I am planing to build a package for ETL processes as my Bachelor thesis.
My plan is to to have the package be a simple way to build data pipelines following ETL. Having a simple way to load the data from different sources, transforming the data and then loading it back into storage or use it elsewhere.
I am still trying to figure out what i should include into the package. So far i am thinking about the following:
connectivity to multiple data-sources
data transformation with custom pipelines
might add support for data cleaning
might add aggregations, filters, joins, splits
multi threading/parallel computing
logging and monitoring
multi source and target
It would be helpfull to get some insights from you guys.
Please tell me if i am missing anything important.
I tried something similar a while ago when I needed an automation solution for work. I started to build very basic custom pipelines reading data from databases and parquet files (DuckDB.jl), cleaning and aggregating data (DataFrames.jl) and saving the results to parquet files.
I can’t find the threads now, but I remember there were some initial tries to program a framework like this.

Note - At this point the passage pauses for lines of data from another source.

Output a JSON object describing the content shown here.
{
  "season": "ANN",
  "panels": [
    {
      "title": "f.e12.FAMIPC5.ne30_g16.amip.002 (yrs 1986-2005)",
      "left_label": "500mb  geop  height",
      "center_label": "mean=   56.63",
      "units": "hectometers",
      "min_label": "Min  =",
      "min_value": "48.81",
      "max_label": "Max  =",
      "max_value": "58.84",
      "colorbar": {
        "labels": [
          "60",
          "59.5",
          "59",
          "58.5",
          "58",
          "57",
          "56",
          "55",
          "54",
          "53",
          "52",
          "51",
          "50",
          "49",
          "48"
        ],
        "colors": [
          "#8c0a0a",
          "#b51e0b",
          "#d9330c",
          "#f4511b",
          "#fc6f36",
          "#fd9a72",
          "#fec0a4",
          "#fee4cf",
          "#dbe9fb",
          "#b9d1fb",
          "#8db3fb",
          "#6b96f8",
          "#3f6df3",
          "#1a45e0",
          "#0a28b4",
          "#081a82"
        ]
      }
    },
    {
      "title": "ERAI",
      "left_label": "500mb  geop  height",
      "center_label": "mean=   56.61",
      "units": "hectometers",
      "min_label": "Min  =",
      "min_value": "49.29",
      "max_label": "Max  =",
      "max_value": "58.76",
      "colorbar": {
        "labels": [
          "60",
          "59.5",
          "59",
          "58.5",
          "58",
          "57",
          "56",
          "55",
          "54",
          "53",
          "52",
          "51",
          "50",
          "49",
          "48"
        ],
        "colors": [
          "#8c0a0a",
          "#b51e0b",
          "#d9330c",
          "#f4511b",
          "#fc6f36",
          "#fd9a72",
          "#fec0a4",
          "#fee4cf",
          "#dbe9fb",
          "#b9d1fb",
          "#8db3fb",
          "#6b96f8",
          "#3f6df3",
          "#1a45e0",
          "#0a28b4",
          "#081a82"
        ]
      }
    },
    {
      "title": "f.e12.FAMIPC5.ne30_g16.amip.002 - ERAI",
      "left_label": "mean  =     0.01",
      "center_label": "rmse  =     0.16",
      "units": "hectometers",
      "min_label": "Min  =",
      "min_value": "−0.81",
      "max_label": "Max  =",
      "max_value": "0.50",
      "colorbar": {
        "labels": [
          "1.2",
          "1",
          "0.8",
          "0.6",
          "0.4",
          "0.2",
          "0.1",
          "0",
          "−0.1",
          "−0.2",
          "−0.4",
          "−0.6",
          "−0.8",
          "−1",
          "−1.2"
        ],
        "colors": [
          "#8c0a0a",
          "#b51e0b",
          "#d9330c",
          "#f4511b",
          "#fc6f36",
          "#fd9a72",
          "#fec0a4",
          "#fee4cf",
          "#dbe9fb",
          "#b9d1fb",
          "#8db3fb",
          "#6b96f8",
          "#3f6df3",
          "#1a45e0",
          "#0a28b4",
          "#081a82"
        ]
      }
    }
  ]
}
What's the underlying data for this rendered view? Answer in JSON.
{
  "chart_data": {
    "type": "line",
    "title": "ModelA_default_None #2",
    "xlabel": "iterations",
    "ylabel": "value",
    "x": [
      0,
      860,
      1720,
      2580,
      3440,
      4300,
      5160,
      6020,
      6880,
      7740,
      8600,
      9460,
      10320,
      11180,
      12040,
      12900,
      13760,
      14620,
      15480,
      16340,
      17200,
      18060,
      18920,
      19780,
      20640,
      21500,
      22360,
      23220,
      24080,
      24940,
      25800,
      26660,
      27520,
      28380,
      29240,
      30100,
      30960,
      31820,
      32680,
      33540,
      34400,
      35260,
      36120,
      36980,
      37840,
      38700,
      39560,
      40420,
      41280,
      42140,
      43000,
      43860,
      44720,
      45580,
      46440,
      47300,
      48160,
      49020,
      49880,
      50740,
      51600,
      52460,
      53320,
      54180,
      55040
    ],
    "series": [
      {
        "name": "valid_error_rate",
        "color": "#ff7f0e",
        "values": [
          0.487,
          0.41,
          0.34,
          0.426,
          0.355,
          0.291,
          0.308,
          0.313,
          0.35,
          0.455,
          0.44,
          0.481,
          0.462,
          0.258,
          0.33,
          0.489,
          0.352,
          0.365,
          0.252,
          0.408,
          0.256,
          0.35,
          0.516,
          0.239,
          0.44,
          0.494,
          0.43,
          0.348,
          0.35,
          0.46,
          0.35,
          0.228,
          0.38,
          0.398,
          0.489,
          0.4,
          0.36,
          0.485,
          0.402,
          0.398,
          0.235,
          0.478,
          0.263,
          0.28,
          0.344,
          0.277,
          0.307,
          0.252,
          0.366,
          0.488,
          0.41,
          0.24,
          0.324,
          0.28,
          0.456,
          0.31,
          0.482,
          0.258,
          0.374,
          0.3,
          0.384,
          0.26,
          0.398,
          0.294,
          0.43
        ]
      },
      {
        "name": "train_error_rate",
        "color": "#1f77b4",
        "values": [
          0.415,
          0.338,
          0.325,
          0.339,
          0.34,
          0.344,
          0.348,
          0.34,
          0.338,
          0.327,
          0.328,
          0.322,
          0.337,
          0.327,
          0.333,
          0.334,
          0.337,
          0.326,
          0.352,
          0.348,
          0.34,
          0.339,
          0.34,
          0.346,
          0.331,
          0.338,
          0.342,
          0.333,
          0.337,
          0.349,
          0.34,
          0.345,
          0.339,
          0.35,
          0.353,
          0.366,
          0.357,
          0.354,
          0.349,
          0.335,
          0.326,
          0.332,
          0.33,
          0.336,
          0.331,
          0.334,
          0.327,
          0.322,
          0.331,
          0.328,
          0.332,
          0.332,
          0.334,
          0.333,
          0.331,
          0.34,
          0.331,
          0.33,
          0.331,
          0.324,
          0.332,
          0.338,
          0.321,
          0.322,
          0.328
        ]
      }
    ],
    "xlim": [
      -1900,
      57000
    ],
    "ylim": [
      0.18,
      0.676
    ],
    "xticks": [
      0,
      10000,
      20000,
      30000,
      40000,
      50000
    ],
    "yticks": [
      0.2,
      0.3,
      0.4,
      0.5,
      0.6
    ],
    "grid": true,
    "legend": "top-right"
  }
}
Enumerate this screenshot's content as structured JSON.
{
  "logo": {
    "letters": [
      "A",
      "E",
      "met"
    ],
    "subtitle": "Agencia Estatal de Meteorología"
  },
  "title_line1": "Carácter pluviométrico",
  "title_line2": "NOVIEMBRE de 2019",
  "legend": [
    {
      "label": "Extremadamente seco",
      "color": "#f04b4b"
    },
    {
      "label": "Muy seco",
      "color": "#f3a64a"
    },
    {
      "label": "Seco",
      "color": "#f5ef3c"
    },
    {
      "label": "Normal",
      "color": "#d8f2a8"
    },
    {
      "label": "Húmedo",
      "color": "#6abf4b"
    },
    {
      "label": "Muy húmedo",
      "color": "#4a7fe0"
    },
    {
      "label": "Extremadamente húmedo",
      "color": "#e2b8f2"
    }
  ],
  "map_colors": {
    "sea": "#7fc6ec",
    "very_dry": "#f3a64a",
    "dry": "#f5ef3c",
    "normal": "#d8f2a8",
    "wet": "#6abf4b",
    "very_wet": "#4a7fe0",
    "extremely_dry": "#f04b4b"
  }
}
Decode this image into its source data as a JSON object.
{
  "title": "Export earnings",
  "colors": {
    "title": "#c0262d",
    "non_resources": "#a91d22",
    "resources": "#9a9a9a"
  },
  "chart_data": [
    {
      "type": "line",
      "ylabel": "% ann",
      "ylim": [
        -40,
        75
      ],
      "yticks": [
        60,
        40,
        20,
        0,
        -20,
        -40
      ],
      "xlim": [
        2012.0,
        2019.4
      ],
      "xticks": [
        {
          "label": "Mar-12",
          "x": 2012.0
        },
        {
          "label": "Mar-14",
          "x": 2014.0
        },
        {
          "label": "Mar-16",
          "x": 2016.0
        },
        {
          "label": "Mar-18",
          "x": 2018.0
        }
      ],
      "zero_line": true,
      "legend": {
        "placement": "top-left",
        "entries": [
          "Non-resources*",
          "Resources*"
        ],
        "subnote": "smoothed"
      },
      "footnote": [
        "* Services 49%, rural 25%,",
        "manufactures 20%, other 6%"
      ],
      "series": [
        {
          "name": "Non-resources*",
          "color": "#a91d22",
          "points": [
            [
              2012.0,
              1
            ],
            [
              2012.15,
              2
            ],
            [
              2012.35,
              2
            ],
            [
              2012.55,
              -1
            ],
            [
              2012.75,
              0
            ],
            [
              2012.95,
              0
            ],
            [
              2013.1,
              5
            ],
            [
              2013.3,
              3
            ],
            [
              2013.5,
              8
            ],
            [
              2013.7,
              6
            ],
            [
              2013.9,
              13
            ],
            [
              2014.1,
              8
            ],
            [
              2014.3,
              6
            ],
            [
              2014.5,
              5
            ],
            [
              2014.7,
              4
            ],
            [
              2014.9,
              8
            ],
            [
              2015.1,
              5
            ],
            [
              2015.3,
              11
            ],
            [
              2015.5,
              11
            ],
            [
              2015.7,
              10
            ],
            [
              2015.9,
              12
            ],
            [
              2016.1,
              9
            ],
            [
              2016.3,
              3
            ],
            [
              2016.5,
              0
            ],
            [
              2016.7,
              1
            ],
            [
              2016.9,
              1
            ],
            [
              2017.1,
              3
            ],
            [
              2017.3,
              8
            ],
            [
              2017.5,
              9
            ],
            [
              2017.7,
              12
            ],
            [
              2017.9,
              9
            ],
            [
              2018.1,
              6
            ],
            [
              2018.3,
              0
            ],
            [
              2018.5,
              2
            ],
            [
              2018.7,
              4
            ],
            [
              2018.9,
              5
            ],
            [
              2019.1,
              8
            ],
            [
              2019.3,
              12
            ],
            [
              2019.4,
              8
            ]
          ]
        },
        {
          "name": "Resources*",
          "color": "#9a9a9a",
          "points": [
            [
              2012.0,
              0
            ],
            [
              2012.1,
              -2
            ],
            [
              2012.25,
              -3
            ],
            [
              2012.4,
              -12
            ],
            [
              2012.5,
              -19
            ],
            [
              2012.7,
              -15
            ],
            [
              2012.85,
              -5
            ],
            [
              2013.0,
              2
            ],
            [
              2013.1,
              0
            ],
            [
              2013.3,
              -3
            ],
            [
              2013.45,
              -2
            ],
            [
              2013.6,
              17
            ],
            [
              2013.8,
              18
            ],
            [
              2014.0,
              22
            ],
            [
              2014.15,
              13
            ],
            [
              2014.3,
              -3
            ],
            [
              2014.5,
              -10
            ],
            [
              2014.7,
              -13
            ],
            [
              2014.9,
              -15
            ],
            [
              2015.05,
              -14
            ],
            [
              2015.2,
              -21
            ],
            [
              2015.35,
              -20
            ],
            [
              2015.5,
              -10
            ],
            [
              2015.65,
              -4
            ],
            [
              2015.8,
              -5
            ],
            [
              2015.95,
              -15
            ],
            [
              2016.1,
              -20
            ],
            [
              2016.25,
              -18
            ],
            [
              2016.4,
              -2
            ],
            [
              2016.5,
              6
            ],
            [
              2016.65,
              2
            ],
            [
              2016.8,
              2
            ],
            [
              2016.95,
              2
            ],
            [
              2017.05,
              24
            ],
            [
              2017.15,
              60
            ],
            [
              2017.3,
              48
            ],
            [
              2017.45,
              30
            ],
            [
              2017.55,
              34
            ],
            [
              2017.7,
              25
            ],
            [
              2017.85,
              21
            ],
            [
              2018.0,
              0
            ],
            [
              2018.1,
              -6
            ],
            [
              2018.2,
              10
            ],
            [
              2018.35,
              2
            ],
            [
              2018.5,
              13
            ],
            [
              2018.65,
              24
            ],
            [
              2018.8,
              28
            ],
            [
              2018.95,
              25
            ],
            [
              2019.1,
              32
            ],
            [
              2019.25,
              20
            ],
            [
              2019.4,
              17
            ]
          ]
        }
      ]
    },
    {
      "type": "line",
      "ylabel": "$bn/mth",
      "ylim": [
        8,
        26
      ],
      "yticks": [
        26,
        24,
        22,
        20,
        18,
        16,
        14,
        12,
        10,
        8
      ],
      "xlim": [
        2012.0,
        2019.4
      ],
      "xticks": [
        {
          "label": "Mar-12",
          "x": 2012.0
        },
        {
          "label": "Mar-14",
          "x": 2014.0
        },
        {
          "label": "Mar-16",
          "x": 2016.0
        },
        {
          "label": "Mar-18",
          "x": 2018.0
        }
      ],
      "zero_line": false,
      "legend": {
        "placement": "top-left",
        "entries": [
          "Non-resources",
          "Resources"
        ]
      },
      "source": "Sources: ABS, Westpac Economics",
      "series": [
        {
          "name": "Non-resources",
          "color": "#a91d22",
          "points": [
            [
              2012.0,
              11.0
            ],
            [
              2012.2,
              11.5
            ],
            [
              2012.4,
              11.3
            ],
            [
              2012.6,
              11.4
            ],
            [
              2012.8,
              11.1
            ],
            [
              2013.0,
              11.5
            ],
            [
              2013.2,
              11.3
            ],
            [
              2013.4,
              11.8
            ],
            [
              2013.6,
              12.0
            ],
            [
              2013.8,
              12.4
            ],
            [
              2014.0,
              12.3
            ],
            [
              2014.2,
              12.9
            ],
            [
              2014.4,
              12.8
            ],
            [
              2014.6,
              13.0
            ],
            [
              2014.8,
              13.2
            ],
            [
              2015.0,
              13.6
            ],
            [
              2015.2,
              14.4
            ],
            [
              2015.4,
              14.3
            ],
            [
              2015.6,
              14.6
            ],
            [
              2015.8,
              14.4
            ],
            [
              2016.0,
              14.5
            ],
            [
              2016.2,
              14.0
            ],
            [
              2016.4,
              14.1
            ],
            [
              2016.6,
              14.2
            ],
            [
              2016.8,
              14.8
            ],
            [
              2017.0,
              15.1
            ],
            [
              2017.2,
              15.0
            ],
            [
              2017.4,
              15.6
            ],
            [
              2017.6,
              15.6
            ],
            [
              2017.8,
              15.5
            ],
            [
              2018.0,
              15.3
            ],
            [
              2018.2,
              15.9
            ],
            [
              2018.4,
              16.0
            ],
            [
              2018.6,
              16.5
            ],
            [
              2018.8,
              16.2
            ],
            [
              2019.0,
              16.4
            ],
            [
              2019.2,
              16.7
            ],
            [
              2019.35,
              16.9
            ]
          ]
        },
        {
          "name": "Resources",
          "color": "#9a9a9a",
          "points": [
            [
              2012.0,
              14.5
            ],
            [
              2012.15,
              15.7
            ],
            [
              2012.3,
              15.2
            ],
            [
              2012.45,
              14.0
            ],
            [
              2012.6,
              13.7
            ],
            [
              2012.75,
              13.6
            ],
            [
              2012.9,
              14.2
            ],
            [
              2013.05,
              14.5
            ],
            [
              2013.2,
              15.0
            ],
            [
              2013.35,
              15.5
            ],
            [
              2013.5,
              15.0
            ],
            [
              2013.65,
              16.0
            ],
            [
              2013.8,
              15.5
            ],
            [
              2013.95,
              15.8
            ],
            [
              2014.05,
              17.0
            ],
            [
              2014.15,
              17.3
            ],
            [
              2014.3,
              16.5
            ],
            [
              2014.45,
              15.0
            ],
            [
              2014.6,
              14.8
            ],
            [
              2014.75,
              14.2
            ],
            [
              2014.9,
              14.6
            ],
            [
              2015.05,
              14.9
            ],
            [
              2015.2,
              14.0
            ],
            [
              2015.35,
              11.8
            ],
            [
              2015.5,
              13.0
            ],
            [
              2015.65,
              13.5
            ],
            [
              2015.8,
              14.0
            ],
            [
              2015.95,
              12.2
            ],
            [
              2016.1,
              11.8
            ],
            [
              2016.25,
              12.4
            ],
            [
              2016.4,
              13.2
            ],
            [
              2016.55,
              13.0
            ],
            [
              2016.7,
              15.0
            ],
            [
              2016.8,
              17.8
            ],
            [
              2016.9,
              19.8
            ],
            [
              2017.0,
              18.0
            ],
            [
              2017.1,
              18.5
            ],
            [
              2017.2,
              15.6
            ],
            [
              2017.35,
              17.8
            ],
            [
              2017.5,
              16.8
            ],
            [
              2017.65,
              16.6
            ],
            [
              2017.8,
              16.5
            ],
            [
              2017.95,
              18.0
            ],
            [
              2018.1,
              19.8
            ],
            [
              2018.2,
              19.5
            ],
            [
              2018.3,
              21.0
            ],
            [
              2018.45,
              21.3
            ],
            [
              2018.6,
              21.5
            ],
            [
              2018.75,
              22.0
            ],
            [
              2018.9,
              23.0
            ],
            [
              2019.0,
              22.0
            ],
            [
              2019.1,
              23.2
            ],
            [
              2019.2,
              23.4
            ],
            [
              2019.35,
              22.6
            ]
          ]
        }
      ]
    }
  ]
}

However, I think they ended up abandoned.
While I found julia quite suitable for the task, in my project I discovered myself basically reinventing dlt and dbt, so I just ended up using these existing solutions instead.
The advantage of Julia would be to use the repl to write custom code in Julia and then register it as a UDF to run it inside of Duckdb. This would leverage the c function performance to run models or optimizations within the stream processing.